7. Avoid conspicuous consumption
The simplest principle that will help you immediately take control of your financial destiny is to embrace minimalism and avoid consumerism. Really rich people don’t flaunt their wealth. They save and invest their money instead of spending it on trinkets to make themselves look rich. You may have to give up that new pair of Nike’s or eat more often, but at least you won’t be forced to eat cat food at 70. This Integer Group study finds that 64% of consumers don’t necessarily think this brand – the named products are better than the more affordable options. Really rich people don’t care what other people think of them and have no desire to impress others around them.

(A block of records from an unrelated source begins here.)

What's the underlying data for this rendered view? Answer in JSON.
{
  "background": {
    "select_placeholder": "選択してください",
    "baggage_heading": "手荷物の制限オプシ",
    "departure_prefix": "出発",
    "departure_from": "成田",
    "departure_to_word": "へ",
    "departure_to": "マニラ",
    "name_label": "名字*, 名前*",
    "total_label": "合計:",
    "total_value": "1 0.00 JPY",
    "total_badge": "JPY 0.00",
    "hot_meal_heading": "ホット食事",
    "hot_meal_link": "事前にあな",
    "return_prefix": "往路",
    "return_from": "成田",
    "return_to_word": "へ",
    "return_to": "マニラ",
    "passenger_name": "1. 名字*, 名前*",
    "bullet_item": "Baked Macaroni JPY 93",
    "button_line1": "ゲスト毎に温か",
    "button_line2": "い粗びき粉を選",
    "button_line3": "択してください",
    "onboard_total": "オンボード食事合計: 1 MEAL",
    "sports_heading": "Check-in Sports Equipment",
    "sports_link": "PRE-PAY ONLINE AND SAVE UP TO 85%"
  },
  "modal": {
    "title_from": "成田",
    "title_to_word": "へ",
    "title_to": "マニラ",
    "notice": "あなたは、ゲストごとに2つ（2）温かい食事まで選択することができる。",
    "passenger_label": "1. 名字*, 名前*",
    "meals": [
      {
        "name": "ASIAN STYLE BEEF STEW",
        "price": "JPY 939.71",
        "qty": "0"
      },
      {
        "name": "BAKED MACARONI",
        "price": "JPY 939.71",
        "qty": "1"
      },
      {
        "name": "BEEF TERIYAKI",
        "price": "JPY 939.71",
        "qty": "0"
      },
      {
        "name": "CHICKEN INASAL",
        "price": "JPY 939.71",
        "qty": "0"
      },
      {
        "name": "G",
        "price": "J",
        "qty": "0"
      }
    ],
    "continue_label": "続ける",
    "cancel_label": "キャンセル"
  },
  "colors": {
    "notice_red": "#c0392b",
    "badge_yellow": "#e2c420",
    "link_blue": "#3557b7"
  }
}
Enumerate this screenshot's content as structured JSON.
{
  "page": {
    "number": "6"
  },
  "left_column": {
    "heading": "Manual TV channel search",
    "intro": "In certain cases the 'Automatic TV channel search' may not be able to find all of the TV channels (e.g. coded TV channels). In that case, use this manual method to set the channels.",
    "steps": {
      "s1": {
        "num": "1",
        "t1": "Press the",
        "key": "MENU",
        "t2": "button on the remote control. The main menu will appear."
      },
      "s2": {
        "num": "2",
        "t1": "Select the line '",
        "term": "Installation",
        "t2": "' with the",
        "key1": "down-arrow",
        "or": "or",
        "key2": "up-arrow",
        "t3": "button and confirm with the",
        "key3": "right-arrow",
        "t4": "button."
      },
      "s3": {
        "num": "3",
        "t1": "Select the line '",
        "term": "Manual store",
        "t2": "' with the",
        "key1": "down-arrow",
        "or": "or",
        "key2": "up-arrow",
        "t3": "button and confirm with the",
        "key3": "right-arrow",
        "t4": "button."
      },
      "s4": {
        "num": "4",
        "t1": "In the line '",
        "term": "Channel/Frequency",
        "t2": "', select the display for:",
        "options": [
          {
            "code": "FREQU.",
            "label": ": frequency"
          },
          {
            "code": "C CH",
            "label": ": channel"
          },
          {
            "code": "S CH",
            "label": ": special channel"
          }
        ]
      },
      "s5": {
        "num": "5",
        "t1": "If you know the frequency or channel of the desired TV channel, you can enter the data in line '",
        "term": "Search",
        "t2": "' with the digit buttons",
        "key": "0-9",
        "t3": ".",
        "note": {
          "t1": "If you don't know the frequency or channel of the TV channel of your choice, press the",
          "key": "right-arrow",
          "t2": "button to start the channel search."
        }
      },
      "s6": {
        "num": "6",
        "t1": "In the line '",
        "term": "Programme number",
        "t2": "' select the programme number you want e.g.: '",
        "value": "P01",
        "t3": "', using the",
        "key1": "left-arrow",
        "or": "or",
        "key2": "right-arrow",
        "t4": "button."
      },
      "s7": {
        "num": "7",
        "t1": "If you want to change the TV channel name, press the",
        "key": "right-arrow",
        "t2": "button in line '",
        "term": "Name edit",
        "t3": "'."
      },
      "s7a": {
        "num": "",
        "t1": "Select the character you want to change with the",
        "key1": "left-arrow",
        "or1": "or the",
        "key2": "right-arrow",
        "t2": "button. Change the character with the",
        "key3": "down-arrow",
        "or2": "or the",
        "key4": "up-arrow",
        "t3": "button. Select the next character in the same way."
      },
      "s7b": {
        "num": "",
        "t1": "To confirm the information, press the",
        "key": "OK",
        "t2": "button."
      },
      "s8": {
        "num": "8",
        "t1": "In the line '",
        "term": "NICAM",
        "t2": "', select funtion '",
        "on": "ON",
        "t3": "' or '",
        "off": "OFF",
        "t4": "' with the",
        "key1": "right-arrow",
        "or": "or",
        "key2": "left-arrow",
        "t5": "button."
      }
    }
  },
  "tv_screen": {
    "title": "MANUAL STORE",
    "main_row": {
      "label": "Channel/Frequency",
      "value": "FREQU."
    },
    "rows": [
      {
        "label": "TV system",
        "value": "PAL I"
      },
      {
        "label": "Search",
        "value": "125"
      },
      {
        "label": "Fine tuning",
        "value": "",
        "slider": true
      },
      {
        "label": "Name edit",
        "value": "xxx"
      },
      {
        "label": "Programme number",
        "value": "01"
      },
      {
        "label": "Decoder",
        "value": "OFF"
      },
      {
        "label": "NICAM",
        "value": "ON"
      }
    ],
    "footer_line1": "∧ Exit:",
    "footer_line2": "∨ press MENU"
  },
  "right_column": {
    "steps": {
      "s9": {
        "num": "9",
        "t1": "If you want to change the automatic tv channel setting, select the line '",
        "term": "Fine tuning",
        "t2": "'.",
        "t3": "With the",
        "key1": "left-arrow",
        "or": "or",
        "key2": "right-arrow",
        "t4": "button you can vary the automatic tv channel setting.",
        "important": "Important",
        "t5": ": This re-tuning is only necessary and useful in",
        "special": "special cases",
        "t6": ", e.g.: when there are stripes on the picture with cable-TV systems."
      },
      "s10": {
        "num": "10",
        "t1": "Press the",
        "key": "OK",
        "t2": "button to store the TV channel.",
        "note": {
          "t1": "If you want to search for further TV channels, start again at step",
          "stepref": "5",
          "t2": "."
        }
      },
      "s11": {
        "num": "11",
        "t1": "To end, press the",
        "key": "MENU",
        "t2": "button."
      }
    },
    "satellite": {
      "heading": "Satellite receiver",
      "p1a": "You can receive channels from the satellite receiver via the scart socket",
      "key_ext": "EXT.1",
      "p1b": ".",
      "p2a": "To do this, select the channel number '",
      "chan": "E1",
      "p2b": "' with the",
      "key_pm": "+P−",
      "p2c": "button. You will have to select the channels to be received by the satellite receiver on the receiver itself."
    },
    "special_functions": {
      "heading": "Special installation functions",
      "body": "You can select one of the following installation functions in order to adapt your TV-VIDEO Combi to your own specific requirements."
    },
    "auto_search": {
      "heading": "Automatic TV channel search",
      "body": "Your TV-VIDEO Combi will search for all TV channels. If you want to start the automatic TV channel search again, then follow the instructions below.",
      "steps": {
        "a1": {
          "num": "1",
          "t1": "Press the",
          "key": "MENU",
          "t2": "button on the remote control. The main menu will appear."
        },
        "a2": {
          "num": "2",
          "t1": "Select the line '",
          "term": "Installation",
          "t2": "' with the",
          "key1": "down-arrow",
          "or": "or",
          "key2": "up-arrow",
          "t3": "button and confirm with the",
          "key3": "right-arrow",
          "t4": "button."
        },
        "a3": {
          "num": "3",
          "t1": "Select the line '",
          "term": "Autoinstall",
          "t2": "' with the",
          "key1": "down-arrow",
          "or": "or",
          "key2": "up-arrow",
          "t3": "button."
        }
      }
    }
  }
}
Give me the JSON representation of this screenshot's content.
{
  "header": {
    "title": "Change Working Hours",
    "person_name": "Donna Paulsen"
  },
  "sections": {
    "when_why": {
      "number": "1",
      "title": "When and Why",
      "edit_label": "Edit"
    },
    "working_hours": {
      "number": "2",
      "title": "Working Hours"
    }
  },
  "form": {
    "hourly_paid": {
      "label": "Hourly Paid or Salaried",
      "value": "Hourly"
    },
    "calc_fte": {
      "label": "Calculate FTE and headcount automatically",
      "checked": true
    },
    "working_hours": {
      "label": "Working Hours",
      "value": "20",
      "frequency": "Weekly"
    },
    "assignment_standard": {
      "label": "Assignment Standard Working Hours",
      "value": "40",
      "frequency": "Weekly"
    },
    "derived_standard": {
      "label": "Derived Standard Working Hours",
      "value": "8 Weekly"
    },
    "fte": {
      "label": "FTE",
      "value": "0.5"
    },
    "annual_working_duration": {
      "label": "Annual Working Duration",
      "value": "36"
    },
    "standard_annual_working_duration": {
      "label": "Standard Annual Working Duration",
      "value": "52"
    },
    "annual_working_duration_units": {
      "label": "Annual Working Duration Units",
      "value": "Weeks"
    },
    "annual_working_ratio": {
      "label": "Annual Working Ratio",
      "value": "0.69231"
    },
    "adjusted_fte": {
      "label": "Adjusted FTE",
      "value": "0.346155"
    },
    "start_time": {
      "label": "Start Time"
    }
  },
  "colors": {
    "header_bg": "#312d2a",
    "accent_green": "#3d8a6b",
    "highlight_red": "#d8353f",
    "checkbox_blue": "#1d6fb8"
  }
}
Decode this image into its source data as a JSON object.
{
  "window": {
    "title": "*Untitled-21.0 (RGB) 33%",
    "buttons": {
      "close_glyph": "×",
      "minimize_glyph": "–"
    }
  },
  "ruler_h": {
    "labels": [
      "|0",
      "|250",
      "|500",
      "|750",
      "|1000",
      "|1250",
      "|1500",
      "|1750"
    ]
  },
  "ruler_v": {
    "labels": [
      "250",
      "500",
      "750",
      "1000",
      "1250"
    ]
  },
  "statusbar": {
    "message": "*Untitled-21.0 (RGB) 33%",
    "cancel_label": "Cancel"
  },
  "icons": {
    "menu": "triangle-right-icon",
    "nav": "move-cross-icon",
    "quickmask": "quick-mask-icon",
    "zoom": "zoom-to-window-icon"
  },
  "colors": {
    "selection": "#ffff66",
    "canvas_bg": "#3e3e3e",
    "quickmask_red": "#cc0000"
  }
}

The way I define minimalism is simple: only spend money on things that you need or that bring real value to your life.
8. Be patient
When I was younger I wanted success and I wanted it now – and I was willing to take on debt to get it. If you watch TV a lot, you might get the impression that people are becoming financially independent and racking up the traps of an upper middle class lifestyle overnight. I later realized that wealth accumulates over a period of time. I had to learn to be patient and disciplined in my investments and expenses.
Your health and mental peace are your greatest assets. Never compromise your health for money, even if you think you can at 22. We all have potential. We are unique, but we are not that different from each other. We can all be someone, but how much we want to be that person is what shapes your actions from today. And there’s no better time than your 20s to dream big, think big, and most importantly, act big.